When in the mountains, I always order hot chocolate in the morning for breakfast.  It just taste so good and warm my body in the early cold morning.  In the afternoon, I like to order ginger with lemon and/or honey.  Another keep warm drink especially with lemon and honey, heavenly. Even a plain hot lemon was good!  All uses natural ingredients thus you see ginger slices at the bottom of the cup and mint leave floating for mint leave tea.  Better than having our daily processed tea bag drinks ah.

Left: Mint tea Right: Ginger tea
I stated to ditch coffee after I "discovered" the hot chocolate.  I don't quite like their coffee, bland but their masala tea is good especially with their khukri rum (see below on liquor).

Khukri Rum with Masala tea
Talking about Khukri rum, it's made in Nepal. After recommendations by one of the fellow trekkers, we bought our 1st bottle at Ghorepani (got our 2nd bottle at Chhomrong) and Kenn started mixing with all type of drinks the mountaion lodges can offer.  The verdict? Top votes goes to Masala tea (for hot drinks) and Soda (for cold drinks).

Khukri Rum with Soda

Kenn with Mustang coffee
Towards the end of the trek, Maila offered Kenn another of Nepal's daily liquor.. Mustang coffee.  Coffee with their Raksi.. guess he had witness how Kenn had been drinking during the trip because the Mustang coffee was very very strong....

I think all the heavenly drinks are only so when in the mountains because when I tried the 1 hot lemon tea in Pokhara, it taste yucky....














More on Nepalese's liquor:

Tibetan liquor - Tongba
An excerpt from Wikitravel on liquor

The finest alcohol is homemade stuff. Raksi is potent, exhilarating, and smooth as velvet; it's often mistranslated as "wine," but it's really grain alcohol. To test for good raksi, toss a small amount on a fire and see if it burns (braver or more drunken connoisseurs will dip their finger into their glass and set it aflame). Different grains produce different flavors: rice raksi is rich and smooth, kodo or millet is stronger and more fiery. Women of a household pride themselves on their liquor, and will put the most effort and time into making raksi for a big celebration like a wedding. At feasts and celebrations it's poured from the graceful spouted anti into tiny clay cups, an art which tests the grace and skill of the pourer.

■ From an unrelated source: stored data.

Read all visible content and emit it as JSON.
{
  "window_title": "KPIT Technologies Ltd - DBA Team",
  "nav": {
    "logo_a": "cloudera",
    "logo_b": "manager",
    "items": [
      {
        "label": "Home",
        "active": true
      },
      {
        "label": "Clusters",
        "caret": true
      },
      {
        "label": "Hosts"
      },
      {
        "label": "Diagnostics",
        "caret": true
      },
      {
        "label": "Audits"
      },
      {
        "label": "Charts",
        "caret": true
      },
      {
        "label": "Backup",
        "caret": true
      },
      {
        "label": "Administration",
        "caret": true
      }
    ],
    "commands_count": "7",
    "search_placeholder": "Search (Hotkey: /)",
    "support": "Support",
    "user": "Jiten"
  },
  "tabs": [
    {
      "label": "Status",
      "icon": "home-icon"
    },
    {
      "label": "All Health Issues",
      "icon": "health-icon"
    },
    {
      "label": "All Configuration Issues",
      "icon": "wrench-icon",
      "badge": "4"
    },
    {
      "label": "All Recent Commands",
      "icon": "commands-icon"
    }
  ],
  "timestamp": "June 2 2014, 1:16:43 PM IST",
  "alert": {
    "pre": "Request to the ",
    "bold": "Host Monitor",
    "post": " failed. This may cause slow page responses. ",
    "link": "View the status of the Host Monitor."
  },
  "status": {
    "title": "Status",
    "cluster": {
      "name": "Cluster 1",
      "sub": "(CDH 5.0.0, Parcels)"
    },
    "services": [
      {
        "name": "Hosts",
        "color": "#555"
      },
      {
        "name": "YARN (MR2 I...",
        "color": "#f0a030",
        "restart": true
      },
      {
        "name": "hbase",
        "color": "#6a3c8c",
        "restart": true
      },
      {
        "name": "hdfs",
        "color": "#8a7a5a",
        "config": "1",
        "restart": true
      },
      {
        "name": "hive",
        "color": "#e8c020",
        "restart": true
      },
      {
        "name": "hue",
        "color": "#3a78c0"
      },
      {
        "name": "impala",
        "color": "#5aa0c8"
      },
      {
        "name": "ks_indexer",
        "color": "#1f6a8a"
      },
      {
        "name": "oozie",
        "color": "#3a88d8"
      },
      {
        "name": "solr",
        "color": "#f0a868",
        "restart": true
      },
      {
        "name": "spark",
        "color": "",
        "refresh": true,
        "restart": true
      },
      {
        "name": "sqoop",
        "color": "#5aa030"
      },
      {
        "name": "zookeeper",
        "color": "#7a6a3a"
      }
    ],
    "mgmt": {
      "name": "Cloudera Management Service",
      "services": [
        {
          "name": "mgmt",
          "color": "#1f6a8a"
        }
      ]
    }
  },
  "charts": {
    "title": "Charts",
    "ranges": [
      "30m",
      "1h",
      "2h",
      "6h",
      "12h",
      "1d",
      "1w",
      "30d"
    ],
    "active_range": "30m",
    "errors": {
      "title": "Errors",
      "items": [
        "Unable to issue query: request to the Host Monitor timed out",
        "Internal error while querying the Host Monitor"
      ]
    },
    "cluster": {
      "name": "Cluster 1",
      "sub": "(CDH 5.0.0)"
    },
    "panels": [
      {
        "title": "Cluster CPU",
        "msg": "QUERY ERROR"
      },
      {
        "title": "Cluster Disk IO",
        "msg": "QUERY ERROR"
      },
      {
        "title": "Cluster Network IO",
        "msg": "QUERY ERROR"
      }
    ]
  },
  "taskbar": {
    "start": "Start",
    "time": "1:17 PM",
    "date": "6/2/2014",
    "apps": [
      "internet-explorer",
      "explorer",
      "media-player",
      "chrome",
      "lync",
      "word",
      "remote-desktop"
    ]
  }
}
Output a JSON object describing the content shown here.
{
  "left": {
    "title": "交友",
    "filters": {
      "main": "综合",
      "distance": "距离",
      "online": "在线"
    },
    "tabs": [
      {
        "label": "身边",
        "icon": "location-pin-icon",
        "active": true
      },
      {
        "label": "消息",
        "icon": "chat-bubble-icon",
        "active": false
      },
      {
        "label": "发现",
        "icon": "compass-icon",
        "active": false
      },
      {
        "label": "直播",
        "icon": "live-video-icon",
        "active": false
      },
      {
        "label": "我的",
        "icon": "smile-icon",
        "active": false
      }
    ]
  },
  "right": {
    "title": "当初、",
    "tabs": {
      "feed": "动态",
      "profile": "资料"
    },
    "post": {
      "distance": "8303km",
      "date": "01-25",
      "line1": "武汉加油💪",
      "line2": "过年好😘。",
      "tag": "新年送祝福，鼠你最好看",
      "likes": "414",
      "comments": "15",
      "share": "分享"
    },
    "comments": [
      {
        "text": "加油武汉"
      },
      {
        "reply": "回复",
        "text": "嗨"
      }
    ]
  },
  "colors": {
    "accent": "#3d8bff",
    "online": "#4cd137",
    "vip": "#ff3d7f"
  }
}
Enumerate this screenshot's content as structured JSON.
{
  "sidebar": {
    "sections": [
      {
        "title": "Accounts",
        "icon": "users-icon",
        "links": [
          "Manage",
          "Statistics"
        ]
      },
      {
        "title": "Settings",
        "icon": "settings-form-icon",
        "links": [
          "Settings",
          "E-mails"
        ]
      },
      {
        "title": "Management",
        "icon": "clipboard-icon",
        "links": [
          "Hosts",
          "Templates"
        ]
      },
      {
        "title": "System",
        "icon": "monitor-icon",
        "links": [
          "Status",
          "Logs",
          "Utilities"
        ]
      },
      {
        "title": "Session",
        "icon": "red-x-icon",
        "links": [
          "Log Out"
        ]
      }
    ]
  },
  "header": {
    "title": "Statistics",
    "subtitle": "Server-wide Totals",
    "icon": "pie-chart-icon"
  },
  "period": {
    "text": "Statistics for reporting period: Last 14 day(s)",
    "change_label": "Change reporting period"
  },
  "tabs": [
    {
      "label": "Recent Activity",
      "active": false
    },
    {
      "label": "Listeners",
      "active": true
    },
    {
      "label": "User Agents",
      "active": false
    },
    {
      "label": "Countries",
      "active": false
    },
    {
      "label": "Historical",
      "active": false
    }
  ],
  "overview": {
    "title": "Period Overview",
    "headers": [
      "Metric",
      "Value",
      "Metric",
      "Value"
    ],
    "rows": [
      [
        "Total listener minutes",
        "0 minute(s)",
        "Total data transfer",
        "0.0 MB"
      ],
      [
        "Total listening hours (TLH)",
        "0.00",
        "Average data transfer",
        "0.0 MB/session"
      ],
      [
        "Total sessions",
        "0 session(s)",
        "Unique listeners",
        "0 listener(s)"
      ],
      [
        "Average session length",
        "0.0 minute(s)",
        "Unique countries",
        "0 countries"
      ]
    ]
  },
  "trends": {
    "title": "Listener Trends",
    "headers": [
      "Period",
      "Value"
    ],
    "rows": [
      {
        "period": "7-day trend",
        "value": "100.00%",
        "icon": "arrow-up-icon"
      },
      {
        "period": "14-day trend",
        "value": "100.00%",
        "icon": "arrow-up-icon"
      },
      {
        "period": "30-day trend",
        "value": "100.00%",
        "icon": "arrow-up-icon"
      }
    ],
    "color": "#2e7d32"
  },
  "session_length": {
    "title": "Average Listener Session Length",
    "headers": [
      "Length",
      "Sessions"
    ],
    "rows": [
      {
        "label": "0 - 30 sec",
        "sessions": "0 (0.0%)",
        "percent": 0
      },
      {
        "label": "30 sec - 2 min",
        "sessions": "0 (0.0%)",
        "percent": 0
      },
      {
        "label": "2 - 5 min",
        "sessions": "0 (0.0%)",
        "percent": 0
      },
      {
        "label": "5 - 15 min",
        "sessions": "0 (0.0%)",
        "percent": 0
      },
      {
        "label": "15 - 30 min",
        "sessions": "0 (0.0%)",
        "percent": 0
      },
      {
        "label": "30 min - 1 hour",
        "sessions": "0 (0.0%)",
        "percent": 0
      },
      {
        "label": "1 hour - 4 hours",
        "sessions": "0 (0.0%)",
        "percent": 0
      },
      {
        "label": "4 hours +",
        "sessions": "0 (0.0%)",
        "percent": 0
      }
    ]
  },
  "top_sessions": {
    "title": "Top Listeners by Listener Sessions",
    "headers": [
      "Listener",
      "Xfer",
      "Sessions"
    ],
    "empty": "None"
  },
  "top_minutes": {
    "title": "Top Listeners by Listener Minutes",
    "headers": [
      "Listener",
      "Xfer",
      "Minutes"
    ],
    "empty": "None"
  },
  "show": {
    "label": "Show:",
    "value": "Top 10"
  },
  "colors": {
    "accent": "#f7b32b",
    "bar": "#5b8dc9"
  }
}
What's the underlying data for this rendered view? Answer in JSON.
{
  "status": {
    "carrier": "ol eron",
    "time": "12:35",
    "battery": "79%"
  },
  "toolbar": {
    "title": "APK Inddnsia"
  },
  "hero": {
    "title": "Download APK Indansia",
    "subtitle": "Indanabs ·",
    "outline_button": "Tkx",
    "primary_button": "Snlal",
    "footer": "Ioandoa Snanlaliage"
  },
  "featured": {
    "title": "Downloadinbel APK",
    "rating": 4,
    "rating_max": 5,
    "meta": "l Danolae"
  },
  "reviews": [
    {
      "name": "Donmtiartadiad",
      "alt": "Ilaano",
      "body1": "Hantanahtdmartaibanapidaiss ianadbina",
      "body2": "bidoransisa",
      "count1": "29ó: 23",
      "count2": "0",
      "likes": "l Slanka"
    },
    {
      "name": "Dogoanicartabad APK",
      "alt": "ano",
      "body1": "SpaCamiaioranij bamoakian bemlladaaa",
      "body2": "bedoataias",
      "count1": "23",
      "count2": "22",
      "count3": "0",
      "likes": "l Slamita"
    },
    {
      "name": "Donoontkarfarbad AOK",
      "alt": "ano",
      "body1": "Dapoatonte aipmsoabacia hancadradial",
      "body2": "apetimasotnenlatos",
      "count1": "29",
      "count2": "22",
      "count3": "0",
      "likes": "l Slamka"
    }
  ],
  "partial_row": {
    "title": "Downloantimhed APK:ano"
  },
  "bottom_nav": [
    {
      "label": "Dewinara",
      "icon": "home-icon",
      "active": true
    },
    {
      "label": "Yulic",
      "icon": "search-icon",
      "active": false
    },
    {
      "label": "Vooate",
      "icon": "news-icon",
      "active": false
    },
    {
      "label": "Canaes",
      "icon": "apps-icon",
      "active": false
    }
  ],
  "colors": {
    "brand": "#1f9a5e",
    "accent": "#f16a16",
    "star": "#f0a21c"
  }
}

Less potent is home-brewed beer of rice or millet, jand (Nepali) or chang (Tibetan), a whitish, thin drink with a refreshing sweet-sour taste. A variation served in mountain regions is tongba, fermented mash which is placed in a wooden container and mixed with hot water. Nepalis drink from a bamboo (or nowadays plastic) straw, sipping the liquid and avoiding the bits of millet; the hot water is refilled several times. Nursing a flask of tongba makes a pleasant pursuit for a cold evening.